Aluminum-industry leader Alcoa on Thursday said it is reducing its global smelting capacity by 12%, citing the need to become more competitive.
"The company will permanently close its smelter in Alcoa, Tenn., which was curtailed in 2009, along with two of the six idled potlines at its Rockdale, Texas, smelter," the company said in a statement.
"Together, these closures will reduce Alcoa's global smelting capacity of 4.5 million metric tons per year by 291,000 metric tons, or about 7%.
"The curtailments, to be announced in the near future, will reduce Alcoa's global smelting capacity by an additional 240,000 metric tons, or about 5%."

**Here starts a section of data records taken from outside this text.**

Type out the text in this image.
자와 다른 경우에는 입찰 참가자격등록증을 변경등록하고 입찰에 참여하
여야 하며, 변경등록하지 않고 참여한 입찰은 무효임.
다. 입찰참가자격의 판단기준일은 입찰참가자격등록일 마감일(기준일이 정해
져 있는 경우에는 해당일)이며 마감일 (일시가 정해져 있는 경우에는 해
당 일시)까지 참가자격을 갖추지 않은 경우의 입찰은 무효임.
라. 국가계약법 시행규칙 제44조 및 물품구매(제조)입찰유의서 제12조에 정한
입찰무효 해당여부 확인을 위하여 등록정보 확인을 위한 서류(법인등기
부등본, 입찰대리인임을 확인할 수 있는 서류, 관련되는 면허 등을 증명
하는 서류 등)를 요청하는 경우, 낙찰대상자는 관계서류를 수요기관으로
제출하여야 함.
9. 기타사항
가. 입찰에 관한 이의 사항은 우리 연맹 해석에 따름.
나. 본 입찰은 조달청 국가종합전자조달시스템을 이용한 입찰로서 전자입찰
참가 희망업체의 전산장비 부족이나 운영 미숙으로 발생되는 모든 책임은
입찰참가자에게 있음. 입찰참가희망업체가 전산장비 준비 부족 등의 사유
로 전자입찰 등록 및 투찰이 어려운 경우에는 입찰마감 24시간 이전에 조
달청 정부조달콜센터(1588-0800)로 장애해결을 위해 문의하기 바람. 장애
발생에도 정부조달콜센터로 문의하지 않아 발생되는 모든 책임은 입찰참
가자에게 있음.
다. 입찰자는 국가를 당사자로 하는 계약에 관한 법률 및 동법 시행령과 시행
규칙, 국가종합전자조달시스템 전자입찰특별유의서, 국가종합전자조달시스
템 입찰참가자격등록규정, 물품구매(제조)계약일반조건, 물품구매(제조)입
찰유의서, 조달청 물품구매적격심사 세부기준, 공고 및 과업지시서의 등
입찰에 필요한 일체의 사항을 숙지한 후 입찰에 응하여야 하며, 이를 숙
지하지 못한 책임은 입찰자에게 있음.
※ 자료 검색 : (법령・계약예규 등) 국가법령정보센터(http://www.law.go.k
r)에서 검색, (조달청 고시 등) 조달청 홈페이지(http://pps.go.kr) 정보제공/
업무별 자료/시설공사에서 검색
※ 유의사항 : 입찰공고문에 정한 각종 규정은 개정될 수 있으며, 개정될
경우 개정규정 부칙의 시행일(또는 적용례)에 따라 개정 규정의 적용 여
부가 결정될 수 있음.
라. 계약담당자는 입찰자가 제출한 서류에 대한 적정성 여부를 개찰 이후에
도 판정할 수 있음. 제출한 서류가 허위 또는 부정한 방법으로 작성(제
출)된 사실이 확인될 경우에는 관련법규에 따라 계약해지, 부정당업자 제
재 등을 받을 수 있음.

The company said no jobs will be lost as a result of the move.
Alcoa has seen its earnings hit by lower metal prices as the European economy has stumbled.
Alcoa said its net income for the three months to Sept. 30 was $172 million, on sales of $6.4 billion, compared with earnings of just $61 million on $5.3 billion in sales for the year-earlier quarter.
But lower aluminum prices meant the quarter's net profit was nearly half of the previous quarter's $322 million, while total sales were only down 2.5%, the company said.
"The closures highlight one of Alcoa's pressing issues: that of owning old smelters with high cash costs. Although refurbished, the Alcoa smelter was commissioned in 1914 and Rockdale dates to 1952," said analysts at BMO Capital Markets.
"Given BMO Research and consensus forecasts for the [fourth-quarter] profit release due Monday, Jan. 9, Alcoa's headline earnings will now almost certainly be negative."